A farmer went into the woods for firewood—but he found something chilling encased in ice.
“Probably just a bear,” Russ scoffed when Henry described the ice block. “Got caught in a weird thaw and froze.”
Henry rolled his eyes but smiled. “Maybe. But Sophie’s coming over. You want in, you’d better get here before she figures it out.”
As he paced the kitchen, Henry’s eyes kept drifting to the frost-blurred window, where the block sat hidden under a tarp. The temptation to call more people itched at him, but the thought of chaos made him decide otherwise. For now, Sophie was enough.
At last, headlights swept over the snow in the drive. Sophie’s truck rolled to a stop, tires crunching on the ice. She climbed out, bundled in a thick winter parka, her backpack slung over one shoulder. Her breath rose in white puffs as she waved.
“Alright, Henry,” she called, her voice warm but edged with curiosity. “What’s this all about?”
“See for yourself,” Henry replied, leading her toward the shaded side of the lodge.
Sophie knelt by the ice block, tugged back the tarp, and froze mid-breath.
“Whoa,” she murmured, eyes widening. “This is… remarkable.”
The frosted surface masked much of the interior, but even blurred, the figure was strange. The proportions were off, its bulk crowned by faint, antler-like outlines.

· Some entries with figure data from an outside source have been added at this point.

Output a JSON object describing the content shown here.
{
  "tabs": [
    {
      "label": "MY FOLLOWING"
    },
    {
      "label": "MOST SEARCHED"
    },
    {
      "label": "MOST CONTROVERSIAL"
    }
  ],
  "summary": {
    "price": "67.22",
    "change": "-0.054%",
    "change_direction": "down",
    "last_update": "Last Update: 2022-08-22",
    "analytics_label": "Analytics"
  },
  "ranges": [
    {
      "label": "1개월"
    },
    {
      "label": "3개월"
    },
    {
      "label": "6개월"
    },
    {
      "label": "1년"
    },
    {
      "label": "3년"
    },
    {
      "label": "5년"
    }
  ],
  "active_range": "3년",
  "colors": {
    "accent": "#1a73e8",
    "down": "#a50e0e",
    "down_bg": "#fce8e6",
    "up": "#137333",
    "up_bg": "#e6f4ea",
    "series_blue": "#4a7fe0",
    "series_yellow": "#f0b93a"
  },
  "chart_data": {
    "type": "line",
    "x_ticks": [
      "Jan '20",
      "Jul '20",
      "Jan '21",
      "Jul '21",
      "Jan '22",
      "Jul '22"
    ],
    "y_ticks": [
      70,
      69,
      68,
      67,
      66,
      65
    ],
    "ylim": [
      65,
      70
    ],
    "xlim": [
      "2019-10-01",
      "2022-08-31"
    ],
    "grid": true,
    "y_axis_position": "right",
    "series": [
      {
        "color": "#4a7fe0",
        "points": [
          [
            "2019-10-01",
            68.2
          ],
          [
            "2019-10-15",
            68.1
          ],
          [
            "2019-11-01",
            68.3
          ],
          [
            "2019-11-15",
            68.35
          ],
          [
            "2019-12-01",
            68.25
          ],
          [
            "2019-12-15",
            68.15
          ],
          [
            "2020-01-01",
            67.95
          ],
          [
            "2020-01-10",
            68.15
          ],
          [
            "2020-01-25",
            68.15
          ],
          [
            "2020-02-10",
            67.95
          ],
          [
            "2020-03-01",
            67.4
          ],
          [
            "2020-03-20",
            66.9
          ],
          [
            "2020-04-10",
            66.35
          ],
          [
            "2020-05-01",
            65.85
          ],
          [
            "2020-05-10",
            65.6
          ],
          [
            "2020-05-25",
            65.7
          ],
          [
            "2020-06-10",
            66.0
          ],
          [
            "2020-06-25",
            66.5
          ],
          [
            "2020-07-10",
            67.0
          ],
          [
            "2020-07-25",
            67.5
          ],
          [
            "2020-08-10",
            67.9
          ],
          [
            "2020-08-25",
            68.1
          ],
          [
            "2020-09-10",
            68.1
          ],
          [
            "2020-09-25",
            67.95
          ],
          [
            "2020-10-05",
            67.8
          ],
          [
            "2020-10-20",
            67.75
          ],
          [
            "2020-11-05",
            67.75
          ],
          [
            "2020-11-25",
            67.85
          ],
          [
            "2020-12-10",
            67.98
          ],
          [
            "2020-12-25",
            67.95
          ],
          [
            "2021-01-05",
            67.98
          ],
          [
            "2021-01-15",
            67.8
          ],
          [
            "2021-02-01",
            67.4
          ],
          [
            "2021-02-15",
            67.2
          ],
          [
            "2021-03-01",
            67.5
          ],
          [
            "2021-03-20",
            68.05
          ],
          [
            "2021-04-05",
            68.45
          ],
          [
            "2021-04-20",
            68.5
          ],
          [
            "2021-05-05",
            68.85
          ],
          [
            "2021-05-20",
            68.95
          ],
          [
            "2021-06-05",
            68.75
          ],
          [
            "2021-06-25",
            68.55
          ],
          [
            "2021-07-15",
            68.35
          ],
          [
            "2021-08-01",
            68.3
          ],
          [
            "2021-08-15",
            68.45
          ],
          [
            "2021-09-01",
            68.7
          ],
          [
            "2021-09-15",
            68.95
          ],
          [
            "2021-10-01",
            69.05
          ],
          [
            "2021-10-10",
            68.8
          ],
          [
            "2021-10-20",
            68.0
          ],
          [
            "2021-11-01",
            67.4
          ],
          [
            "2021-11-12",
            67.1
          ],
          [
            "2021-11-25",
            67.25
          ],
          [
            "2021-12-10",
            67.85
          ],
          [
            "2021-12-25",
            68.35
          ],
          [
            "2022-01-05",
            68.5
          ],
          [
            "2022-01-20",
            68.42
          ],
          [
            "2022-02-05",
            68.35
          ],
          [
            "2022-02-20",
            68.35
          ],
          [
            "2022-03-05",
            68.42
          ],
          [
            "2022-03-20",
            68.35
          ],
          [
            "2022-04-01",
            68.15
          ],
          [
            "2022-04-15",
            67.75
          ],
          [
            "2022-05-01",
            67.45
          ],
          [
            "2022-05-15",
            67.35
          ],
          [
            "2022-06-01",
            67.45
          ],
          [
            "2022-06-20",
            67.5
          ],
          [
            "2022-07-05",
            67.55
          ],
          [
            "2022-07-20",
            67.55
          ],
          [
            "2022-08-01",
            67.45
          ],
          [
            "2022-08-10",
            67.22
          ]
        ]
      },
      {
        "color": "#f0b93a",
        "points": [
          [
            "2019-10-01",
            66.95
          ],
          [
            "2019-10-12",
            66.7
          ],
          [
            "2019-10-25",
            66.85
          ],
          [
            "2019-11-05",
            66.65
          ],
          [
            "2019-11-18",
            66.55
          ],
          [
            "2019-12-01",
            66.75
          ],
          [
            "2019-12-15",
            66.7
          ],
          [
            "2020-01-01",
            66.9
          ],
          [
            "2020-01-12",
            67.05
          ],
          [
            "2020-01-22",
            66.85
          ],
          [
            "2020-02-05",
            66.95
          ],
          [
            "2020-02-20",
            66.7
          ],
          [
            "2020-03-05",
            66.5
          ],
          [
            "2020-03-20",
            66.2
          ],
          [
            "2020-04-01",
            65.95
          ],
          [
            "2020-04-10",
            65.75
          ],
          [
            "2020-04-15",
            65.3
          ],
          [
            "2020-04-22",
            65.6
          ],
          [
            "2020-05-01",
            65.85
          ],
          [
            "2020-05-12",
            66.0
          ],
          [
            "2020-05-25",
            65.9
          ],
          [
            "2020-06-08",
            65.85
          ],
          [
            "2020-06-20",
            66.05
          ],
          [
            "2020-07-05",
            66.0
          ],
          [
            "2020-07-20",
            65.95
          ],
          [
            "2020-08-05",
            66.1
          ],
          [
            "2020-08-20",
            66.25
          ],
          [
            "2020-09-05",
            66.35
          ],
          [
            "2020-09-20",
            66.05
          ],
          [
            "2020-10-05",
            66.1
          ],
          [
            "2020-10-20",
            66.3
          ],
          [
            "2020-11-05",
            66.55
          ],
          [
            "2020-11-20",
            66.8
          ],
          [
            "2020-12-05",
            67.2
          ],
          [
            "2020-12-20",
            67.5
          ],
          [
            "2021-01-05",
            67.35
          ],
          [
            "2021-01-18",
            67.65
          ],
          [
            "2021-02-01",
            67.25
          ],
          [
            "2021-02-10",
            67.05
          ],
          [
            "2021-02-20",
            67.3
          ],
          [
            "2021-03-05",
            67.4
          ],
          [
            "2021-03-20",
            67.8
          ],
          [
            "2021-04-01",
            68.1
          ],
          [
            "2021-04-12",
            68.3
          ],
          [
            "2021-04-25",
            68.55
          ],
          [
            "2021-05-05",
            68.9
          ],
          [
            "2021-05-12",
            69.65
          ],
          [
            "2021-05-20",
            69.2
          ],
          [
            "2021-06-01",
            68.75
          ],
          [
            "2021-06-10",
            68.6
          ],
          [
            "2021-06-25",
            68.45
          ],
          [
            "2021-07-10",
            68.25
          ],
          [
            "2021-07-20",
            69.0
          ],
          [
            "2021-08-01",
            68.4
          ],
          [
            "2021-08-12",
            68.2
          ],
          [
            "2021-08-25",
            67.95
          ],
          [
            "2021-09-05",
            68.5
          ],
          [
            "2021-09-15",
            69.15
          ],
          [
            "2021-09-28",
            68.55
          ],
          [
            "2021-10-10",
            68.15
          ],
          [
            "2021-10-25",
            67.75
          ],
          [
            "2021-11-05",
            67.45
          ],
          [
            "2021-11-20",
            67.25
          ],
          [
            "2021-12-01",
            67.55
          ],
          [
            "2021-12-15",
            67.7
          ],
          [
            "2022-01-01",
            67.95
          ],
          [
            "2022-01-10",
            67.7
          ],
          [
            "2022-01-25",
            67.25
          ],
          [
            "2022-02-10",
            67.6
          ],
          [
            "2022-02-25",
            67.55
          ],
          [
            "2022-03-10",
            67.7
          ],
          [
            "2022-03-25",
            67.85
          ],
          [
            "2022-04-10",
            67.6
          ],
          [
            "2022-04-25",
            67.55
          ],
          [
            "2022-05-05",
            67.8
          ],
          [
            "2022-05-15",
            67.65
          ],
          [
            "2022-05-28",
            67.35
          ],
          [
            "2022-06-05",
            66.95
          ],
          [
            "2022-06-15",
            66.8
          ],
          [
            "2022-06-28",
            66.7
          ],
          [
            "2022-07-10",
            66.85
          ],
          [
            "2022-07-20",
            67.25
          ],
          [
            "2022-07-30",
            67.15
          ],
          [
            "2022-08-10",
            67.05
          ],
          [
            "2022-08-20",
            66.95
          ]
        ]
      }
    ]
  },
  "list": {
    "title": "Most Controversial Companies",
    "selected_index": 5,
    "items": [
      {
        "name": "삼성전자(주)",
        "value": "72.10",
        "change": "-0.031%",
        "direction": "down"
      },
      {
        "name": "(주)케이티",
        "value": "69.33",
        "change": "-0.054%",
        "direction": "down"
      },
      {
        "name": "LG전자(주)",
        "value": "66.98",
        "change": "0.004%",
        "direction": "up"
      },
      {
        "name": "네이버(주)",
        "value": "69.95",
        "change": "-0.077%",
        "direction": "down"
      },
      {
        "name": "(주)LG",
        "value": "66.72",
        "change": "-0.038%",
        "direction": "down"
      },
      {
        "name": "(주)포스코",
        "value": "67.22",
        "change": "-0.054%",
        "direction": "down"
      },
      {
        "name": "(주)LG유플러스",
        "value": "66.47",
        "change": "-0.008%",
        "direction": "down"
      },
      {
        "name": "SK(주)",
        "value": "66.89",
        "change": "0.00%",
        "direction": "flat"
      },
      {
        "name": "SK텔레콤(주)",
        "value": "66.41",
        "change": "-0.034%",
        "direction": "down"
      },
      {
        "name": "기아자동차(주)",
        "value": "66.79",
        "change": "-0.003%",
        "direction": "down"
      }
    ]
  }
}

“This ice is ancient,” Sophie said, running her gloved hand over the glassy surface. “Look at the clarity—it’s like glacial ice. And whatever’s inside… the frost and refraction distort it too much to tell.”
Henry crouched beside her. “It’s been sitting out there in the woods, just waiting to be found. Any idea what it is?”
Sophie pulled a small scanner from her pack and swept it over the ice in slow arcs.
“I can’t say for sure,” she admitted. “It could be an animal caught in a sudden flash freeze—maybe even something prehistoric. But the skeletal structure… it doesn’t match anything local.”